78. Vale dizer, é plenamente viável que a Administração Tributária realize novo juízo acerca de determinada questão jurídica e reavalie o seu posicionamento anterior à luz do sistema legal-constitucional e de argumentos doutrinários e jurisprudenciais, que servem de substrato para a tomada de posição.
79. A partir desse reexame, caso a Fazenda Nacional chegue à conclusão de que melhores razões apontam para outra compreensão, deverá revisar o entendimento anterior.
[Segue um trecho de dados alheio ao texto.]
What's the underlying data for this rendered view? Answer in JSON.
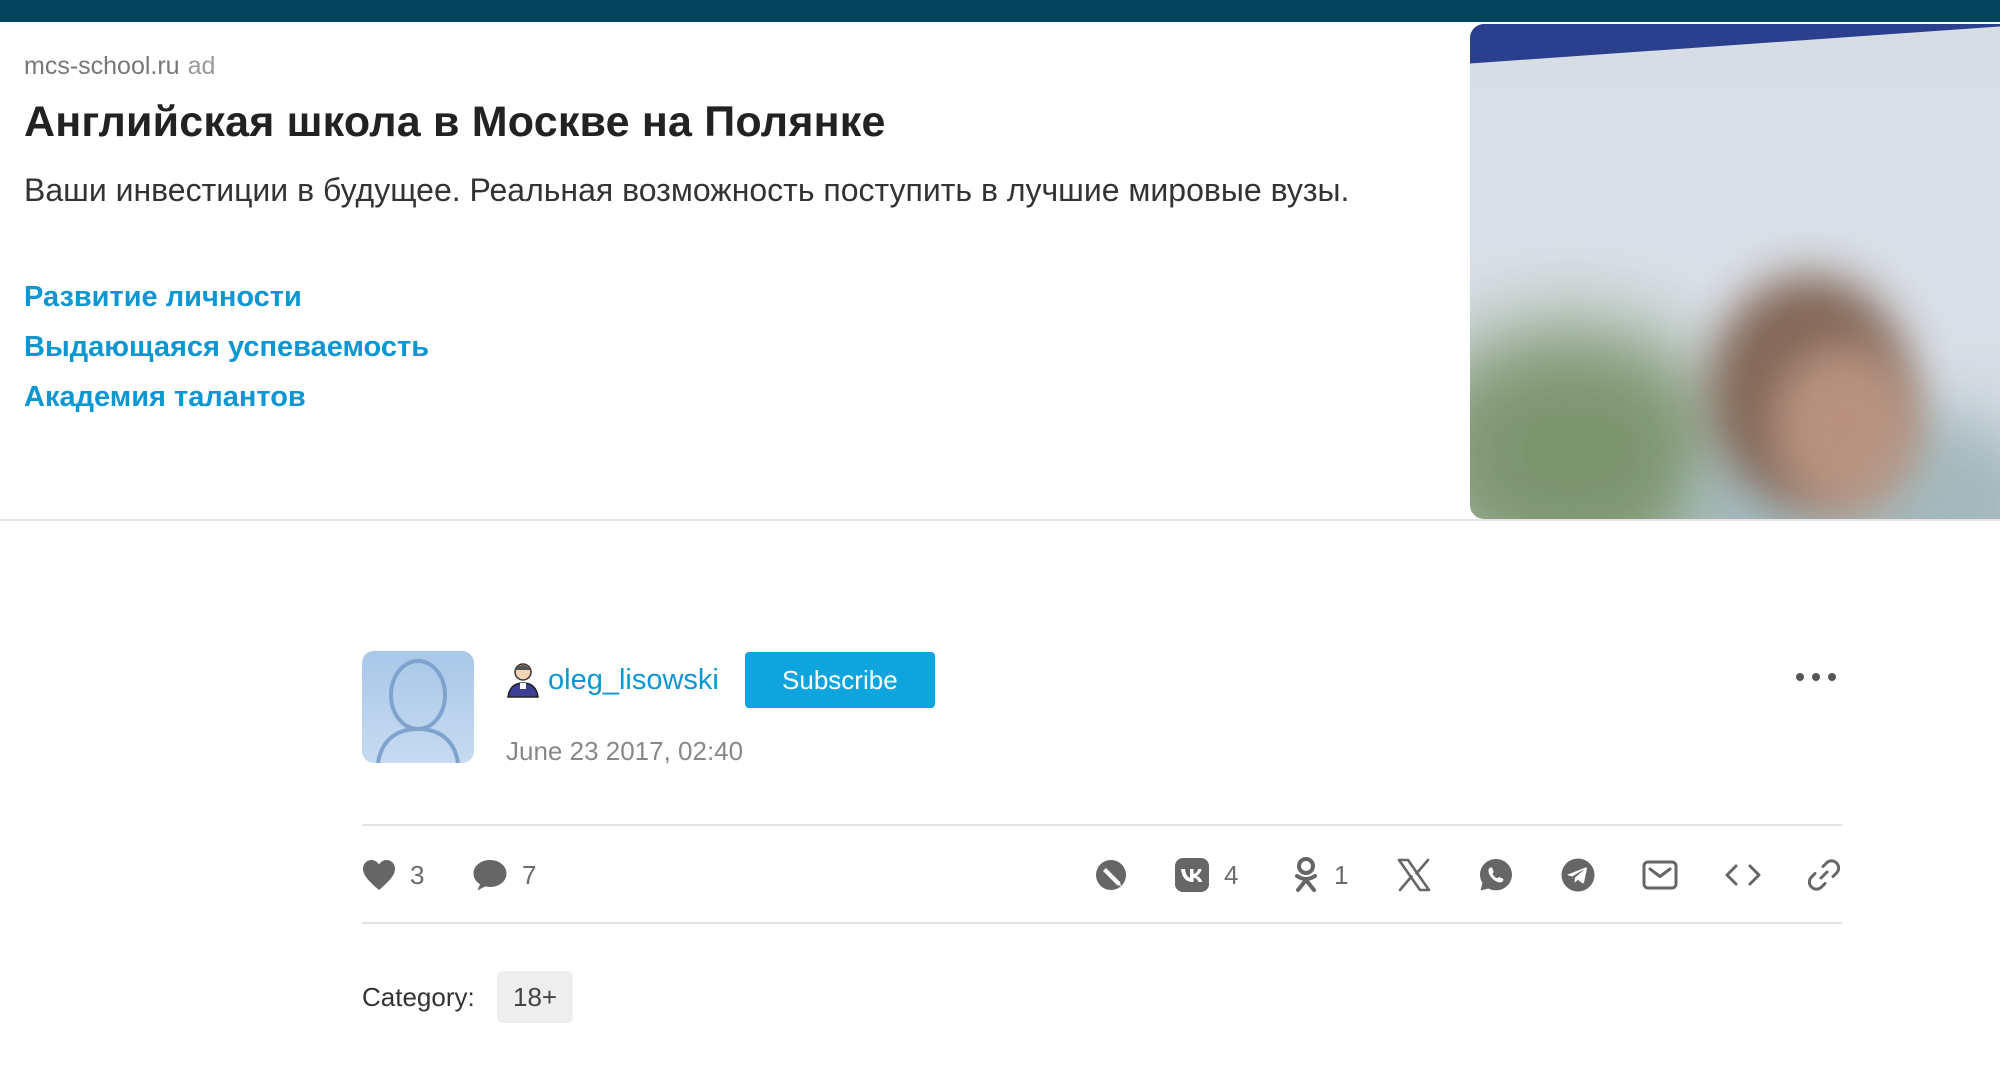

A propósito, RICARDO LODI RIBEIRO ressalta que “Se a Administração identifica como correta uma determinada interpretação da norma e depois verifica que esta não é a mais adequada ao Direito, tem o poder-dever de, em nome de sua vinculação com a juridicidade e com a legalidade, promover a alteração de seu posicionamento”.
80. Nada há de novidade quanto a tal proceder, pois a interpretação jurídica é uma atividade necessariamente contextualizada, levada a cabo diante de determinadas circunstâncias fático-jurídicas e impregnada de conteúdo axiológico, o que faz com que o resultado interpretativo evolua e modifique-se com o tempo.
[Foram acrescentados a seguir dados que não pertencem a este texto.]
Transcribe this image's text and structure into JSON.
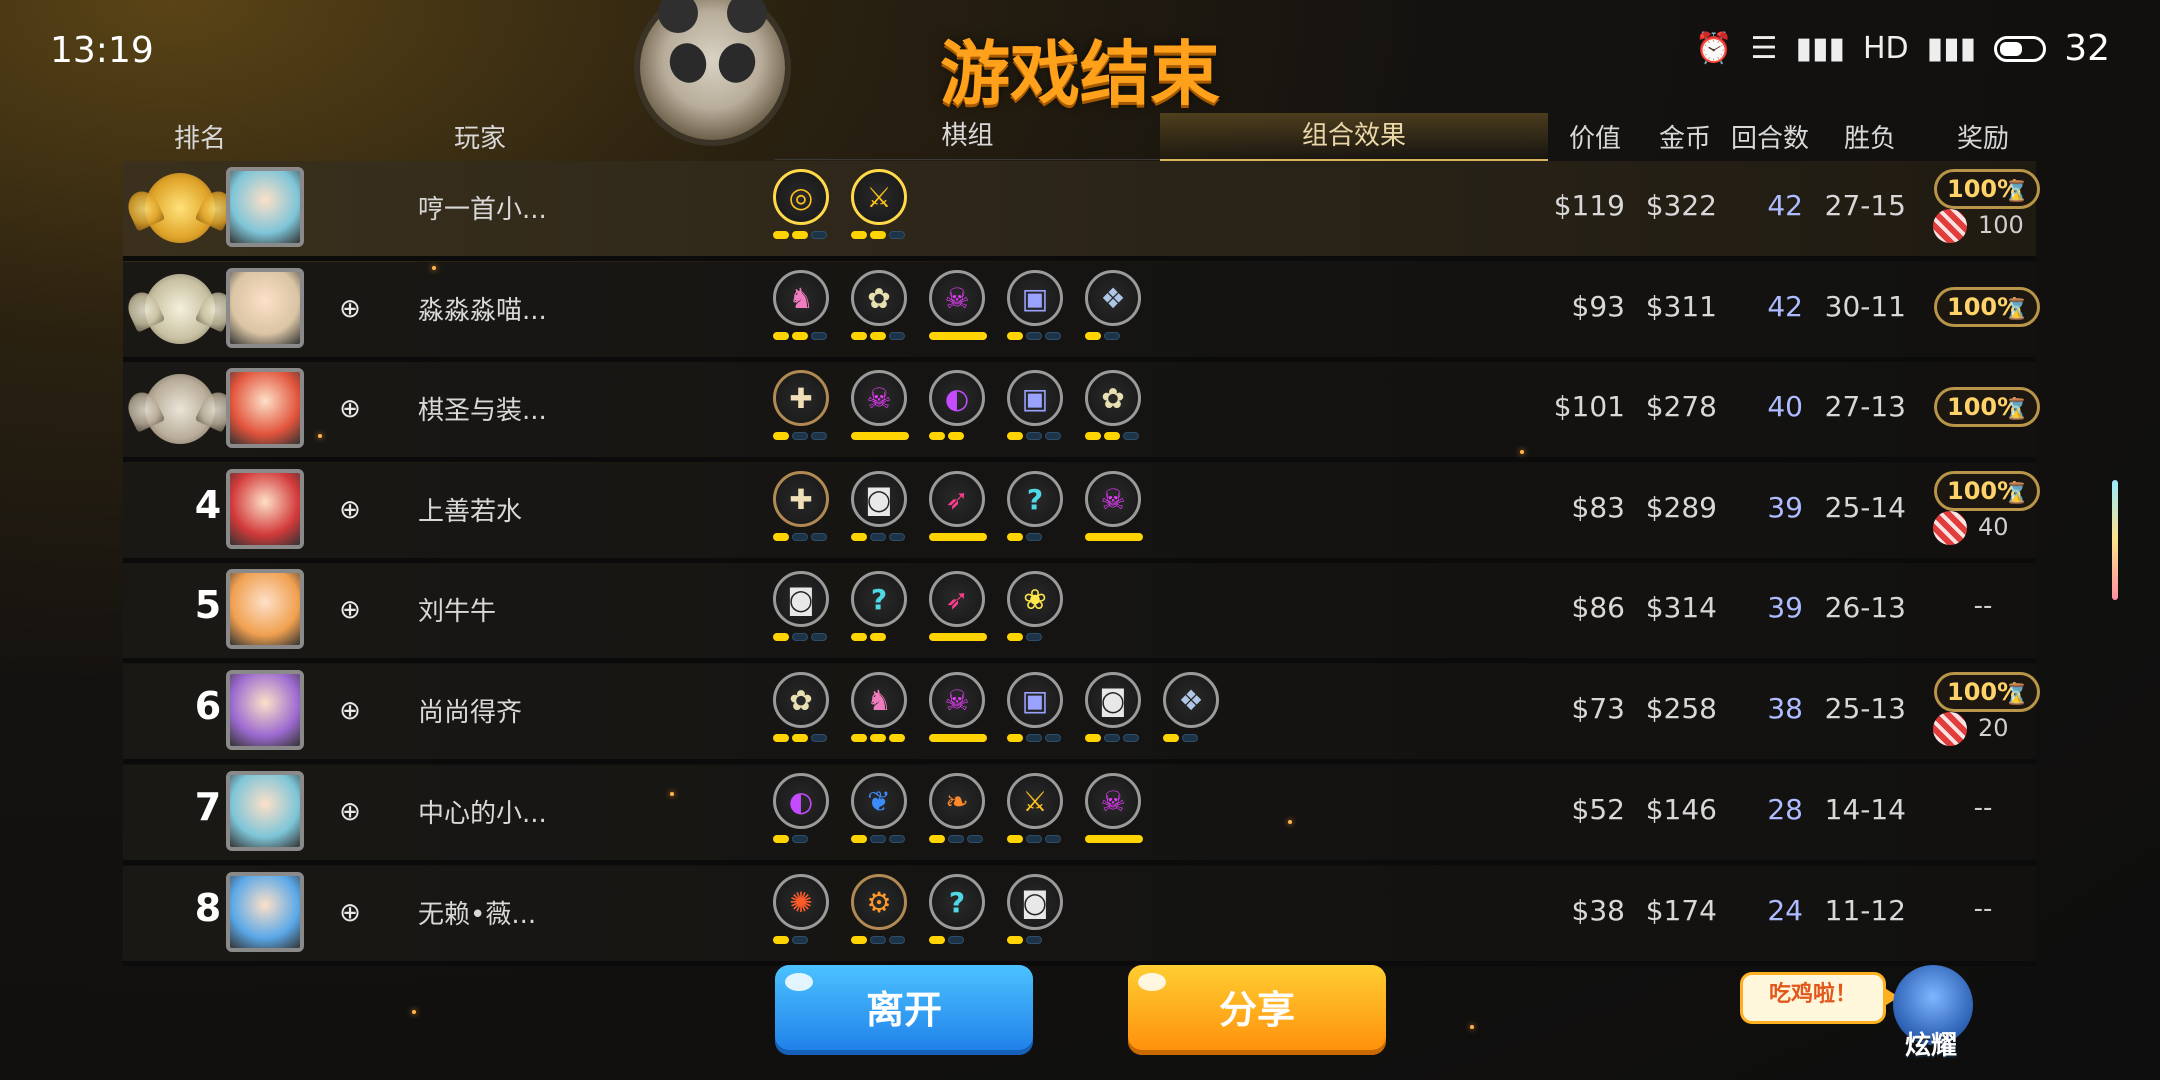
{
  "status_bar": {
    "time": "13:19",
    "battery": "32",
    "icons": [
      "alarm-icon",
      "data-arrows-icon",
      "4g-signal-icon",
      "hd-icon",
      "4g-signal-icon",
      "battery-icon"
    ]
  },
  "title": "游戏结束",
  "headers": {
    "rank": "排名",
    "player": "玩家",
    "tab_chess": "棋组",
    "tab_combo": "组合效果",
    "value": "价值",
    "gold": "金币",
    "rounds": "回合数",
    "winloss": "胜负",
    "reward": "奖励"
  },
  "rows": [
    {
      "rank": "1",
      "rank_style": "gold",
      "avatar_color": "#7ec5d8",
      "name": "哼一首小...",
      "value": "$119",
      "gold": "$322",
      "rounds": "42",
      "winloss": "27-15",
      "reward_pct": "100%",
      "candy": "100",
      "add_friend": false,
      "traits": [
        {
          "glyph": "◎",
          "color": "#ffc21a",
          "border": "#ffd94a",
          "bars": [
            1,
            1,
            0
          ]
        },
        {
          "glyph": "⚔",
          "color": "#ffc21a",
          "border": "#ffd94a",
          "bars": [
            1,
            1,
            0
          ]
        }
      ]
    },
    {
      "rank": "2",
      "rank_style": "silver",
      "avatar_color": "#d9c4a4",
      "name": "淼淼淼喵...",
      "value": "$93",
      "gold": "$311",
      "rounds": "42",
      "winloss": "30-11",
      "reward_pct": "100%",
      "candy": "",
      "add_friend": true,
      "traits": [
        {
          "glyph": "♞",
          "color": "#f07cc0",
          "border": "#9a9a9a",
          "bars": [
            1,
            1,
            0
          ]
        },
        {
          "glyph": "✿",
          "color": "#e8e0b0",
          "border": "#9a9a9a",
          "bars": [
            1,
            1,
            0
          ]
        },
        {
          "glyph": "☠",
          "color": "#e93bff",
          "border": "#9a9a9a",
          "bars": [
            2
          ]
        },
        {
          "glyph": "▣",
          "color": "#9aa2ff",
          "border": "#9a9a9a",
          "bars": [
            1,
            0,
            0
          ]
        },
        {
          "glyph": "❖",
          "color": "#b0c6e6",
          "border": "#9a9a9a",
          "bars": [
            1,
            0
          ]
        }
      ]
    },
    {
      "rank": "3",
      "rank_style": "bronze",
      "avatar_color": "#e2543c",
      "name": "棋圣与装...",
      "value": "$101",
      "gold": "$278",
      "rounds": "40",
      "winloss": "27-13",
      "reward_pct": "100%",
      "candy": "",
      "add_friend": true,
      "traits": [
        {
          "glyph": "✚",
          "color": "#f1dfb8",
          "border": "#b08a52",
          "bars": [
            1,
            0,
            0
          ]
        },
        {
          "glyph": "☠",
          "color": "#e93bff",
          "border": "#9a9a9a",
          "bars": [
            2
          ]
        },
        {
          "glyph": "◐",
          "color": "#c54bff",
          "border": "#9a9a9a",
          "bars": [
            1,
            1
          ]
        },
        {
          "glyph": "▣",
          "color": "#9aa2ff",
          "border": "#9a9a9a",
          "bars": [
            1,
            0,
            0
          ]
        },
        {
          "glyph": "✿",
          "color": "#e8e0b0",
          "border": "#9a9a9a",
          "bars": [
            1,
            1,
            0
          ]
        }
      ]
    },
    {
      "rank": "4",
      "rank_style": "number",
      "avatar_color": "#d23a3a",
      "name": "上善若水",
      "value": "$83",
      "gold": "$289",
      "rounds": "39",
      "winloss": "25-14",
      "reward_pct": "100%",
      "candy": "40",
      "add_friend": true,
      "traits": [
        {
          "glyph": "✚",
          "color": "#f1dfb8",
          "border": "#b08a52",
          "bars": [
            1,
            0,
            0
          ]
        },
        {
          "glyph": "◙",
          "color": "#e8e8e8",
          "border": "#9a9a9a",
          "bars": [
            1,
            0,
            0
          ]
        },
        {
          "glyph": "➶",
          "color": "#ff3d8e",
          "border": "#9a9a9a",
          "bars": [
            2
          ]
        },
        {
          "glyph": "?",
          "color": "#4fd8e6",
          "border": "#9a9a9a",
          "bars": [
            1,
            0
          ]
        },
        {
          "glyph": "☠",
          "color": "#e93bff",
          "border": "#9a9a9a",
          "bars": [
            2
          ]
        }
      ]
    },
    {
      "rank": "5",
      "rank_style": "number",
      "avatar_color": "#f0a050",
      "name": "刘牛牛",
      "value": "$86",
      "gold": "$314",
      "rounds": "39",
      "winloss": "26-13",
      "reward_pct": "",
      "candy": "",
      "add_friend": true,
      "traits": [
        {
          "glyph": "◙",
          "color": "#e8e8e8",
          "border": "#9a9a9a",
          "bars": [
            1,
            0,
            0
          ]
        },
        {
          "glyph": "?",
          "color": "#4fd8e6",
          "border": "#9a9a9a",
          "bars": [
            1,
            1
          ]
        },
        {
          "glyph": "➶",
          "color": "#ff3d8e",
          "border": "#9a9a9a",
          "bars": [
            2
          ]
        },
        {
          "glyph": "❀",
          "color": "#ffe84a",
          "border": "#9a9a9a",
          "bars": [
            1,
            0
          ]
        }
      ]
    },
    {
      "rank": "6",
      "rank_style": "number",
      "avatar_color": "#9c6ad0",
      "name": "尚尚得齐",
      "value": "$73",
      "gold": "$258",
      "rounds": "38",
      "winloss": "25-13",
      "reward_pct": "100%",
      "candy": "20",
      "add_friend": true,
      "traits": [
        {
          "glyph": "✿",
          "color": "#e8e0b0",
          "border": "#9a9a9a",
          "bars": [
            1,
            1,
            0
          ]
        },
        {
          "glyph": "♞",
          "color": "#f07cc0",
          "border": "#9a9a9a",
          "bars": [
            1,
            1,
            1
          ]
        },
        {
          "glyph": "☠",
          "color": "#e93bff",
          "border": "#9a9a9a",
          "bars": [
            2
          ]
        },
        {
          "glyph": "▣",
          "color": "#9aa2ff",
          "border": "#9a9a9a",
          "bars": [
            1,
            0,
            0
          ]
        },
        {
          "glyph": "◙",
          "color": "#e8e8e8",
          "border": "#9a9a9a",
          "bars": [
            1,
            0,
            0
          ]
        },
        {
          "glyph": "❖",
          "color": "#b0c6e6",
          "border": "#9a9a9a",
          "bars": [
            1,
            0
          ]
        }
      ]
    },
    {
      "rank": "7",
      "rank_style": "number",
      "avatar_color": "#7ec5d8",
      "name": "中心的小...",
      "value": "$52",
      "gold": "$146",
      "rounds": "28",
      "winloss": "14-14",
      "reward_pct": "",
      "candy": "",
      "add_friend": true,
      "traits": [
        {
          "glyph": "◐",
          "color": "#c54bff",
          "border": "#9a9a9a",
          "bars": [
            1,
            0
          ]
        },
        {
          "glyph": "❦",
          "color": "#3b8cff",
          "border": "#9a9a9a",
          "bars": [
            1,
            0,
            0
          ]
        },
        {
          "glyph": "❧",
          "color": "#ff8a2a",
          "border": "#9a9a9a",
          "bars": [
            1,
            0,
            0
          ]
        },
        {
          "glyph": "⚔",
          "color": "#ffc21a",
          "border": "#9a9a9a",
          "bars": [
            1,
            0,
            0
          ]
        },
        {
          "glyph": "☠",
          "color": "#e93bff",
          "border": "#9a9a9a",
          "bars": [
            2
          ]
        }
      ]
    },
    {
      "rank": "8",
      "rank_style": "number",
      "avatar_color": "#5aa8e8",
      "name": "无赖•薇...",
      "value": "$38",
      "gold": "$174",
      "rounds": "24",
      "winloss": "11-12",
      "reward_pct": "",
      "candy": "",
      "add_friend": true,
      "traits": [
        {
          "glyph": "✺",
          "color": "#ff5a2a",
          "border": "#9a9a9a",
          "bars": [
            1,
            0
          ]
        },
        {
          "glyph": "⚙",
          "color": "#ff9a2a",
          "border": "#b08a52",
          "bars": [
            1,
            0,
            0
          ]
        },
        {
          "glyph": "?",
          "color": "#4fd8e6",
          "border": "#9a9a9a",
          "bars": [
            1,
            0
          ]
        },
        {
          "glyph": "◙",
          "color": "#e8e8e8",
          "border": "#9a9a9a",
          "bars": [
            1,
            0
          ]
        }
      ]
    }
  ],
  "empty_reward": "--",
  "buttons": {
    "leave": "离开",
    "share": "分享"
  },
  "brag": {
    "bubble": "吃鸡啦！",
    "label": "炫耀"
  }
}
81. A dinâmica do processo hermenêutico não passou despercebida pelo Código Tributário Nacional, que disciplinou expressamente, no contexto do lançamento, a possibilidade de a Administração Tributária superar os parâmetros interpretativos vigentes, assegurando, em contrapartida, a aplicação meramente prospectiva da nova exegese, para fatos geradores ocorridos posteriormente à sua introdução. Eis o teor do art. 146 do CTN:
Art. 146. A modificação introduzida, de ofício ou em conseqüência de decisão administrativa ou judicial, nos critérios jurídicos adotados pela autoridade administrativa no exercício do lançamento somente pode ser efetivada, em relação a um mesmo sujeito passivo, quanto a fato gerador ocorrido posteriormente à sua introdução. (grifo não original)
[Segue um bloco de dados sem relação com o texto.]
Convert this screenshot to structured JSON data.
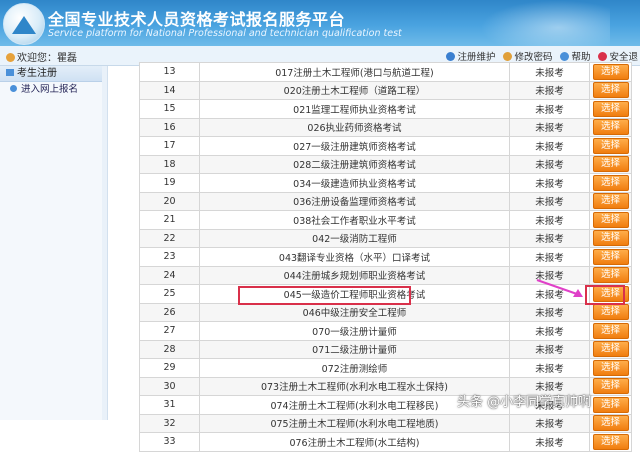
{
  "header": {
    "title_cn": "全国专业技术人员资格考试报名服务平台",
    "title_en": "Service platform for National Professional and technician qualification test"
  },
  "topbar": {
    "welcome": "欢迎您：瞿磊",
    "links": [
      "注册维护",
      "修改密码",
      "帮助",
      "安全退"
    ]
  },
  "sidebar": {
    "header": "考生注册",
    "items": [
      "进入网上报名"
    ]
  },
  "table": {
    "button_label": "选择",
    "rows": [
      {
        "no": "13",
        "name": "017注册土木工程师(港口与航道工程)",
        "status": "未报考"
      },
      {
        "no": "14",
        "name": "020注册土木工程师（道路工程）",
        "status": "未报考"
      },
      {
        "no": "15",
        "name": "021监理工程师执业资格考试",
        "status": "未报考"
      },
      {
        "no": "16",
        "name": "026执业药师资格考试",
        "status": "未报考"
      },
      {
        "no": "17",
        "name": "027一级注册建筑师资格考试",
        "status": "未报考"
      },
      {
        "no": "18",
        "name": "028二级注册建筑师资格考试",
        "status": "未报考"
      },
      {
        "no": "19",
        "name": "034一级建造师执业资格考试",
        "status": "未报考"
      },
      {
        "no": "20",
        "name": "036注册设备监理师资格考试",
        "status": "未报考"
      },
      {
        "no": "21",
        "name": "038社会工作者职业水平考试",
        "status": "未报考"
      },
      {
        "no": "22",
        "name": "042一级消防工程师",
        "status": "未报考"
      },
      {
        "no": "23",
        "name": "043翻译专业资格（水平）口译考试",
        "status": "未报考"
      },
      {
        "no": "24",
        "name": "044注册城乡规划师职业资格考试",
        "status": "未报考"
      },
      {
        "no": "25",
        "name": "045一级造价工程师职业资格考试",
        "status": "未报考"
      },
      {
        "no": "26",
        "name": "046中级注册安全工程师",
        "status": "未报考"
      },
      {
        "no": "27",
        "name": "070一级注册计量师",
        "status": "未报考"
      },
      {
        "no": "28",
        "name": "071二级注册计量师",
        "status": "未报考"
      },
      {
        "no": "29",
        "name": "072注册测绘师",
        "status": "未报考"
      },
      {
        "no": "30",
        "name": "073注册土木工程师(水利水电工程水土保持)",
        "status": "未报考"
      },
      {
        "no": "31",
        "name": "074注册土木工程师(水利水电工程移民)",
        "status": "未报考"
      },
      {
        "no": "32",
        "name": "075注册土木工程师(水利水电工程地质)",
        "status": "未报考"
      },
      {
        "no": "33",
        "name": "076注册土木工程师(水工结构)",
        "status": "未报考"
      }
    ]
  },
  "watermark": "头条 @小李同学真帅啊",
  "colors": {
    "header_blue": "#2f86c9",
    "button_orange": "#f07d0f",
    "highlight_red": "#d9304a",
    "arrow_magenta": "#e040c8"
  }
}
82. A modificação dos critérios jurídicos adotados pela autoridade administrativa - a partir da constatação de errônea interpretação ou aplicação da lei -, deve ser formalmente introduzida na ordem jurídica. Com efeito, dado o status de normas complementares que ostentam os atos e decisões administrativos, cujos efeitos projetam-se em relação aos contribuintes, entende-se que a superação do entendimento anterior há de ser efetuado de maneira ostensiva e geral, ainda que a nova interpretação seja mais benéfica ao administrado, a fim de que:
(i) seja exteriorizado clara e objetivamente o novo entendimento da Fazenda Nacional e as circunstâncias de sua aplicação, tudo conforme as prescrições legais regulamentadas;
(ii) toda a comunidade jurídica tome conhecimento da nova diretriz adotada e que possa, doravante, tê-la como base de atuação;
(iii) possam as autoridades administrativas, uniformemente, aplicar o novo entendimento formulado em todo o território nacional.
83. É o sentido que se extrai, inclusive, da própria dicção do art. 146, que prega a incidência da nova orientação jurídica aos fatos geradores posteriores à sua introdução, guardando perfeita sintonia com os imperativos da segurança jurídica, da publicidade e da isonomia no tratamento dos administrados.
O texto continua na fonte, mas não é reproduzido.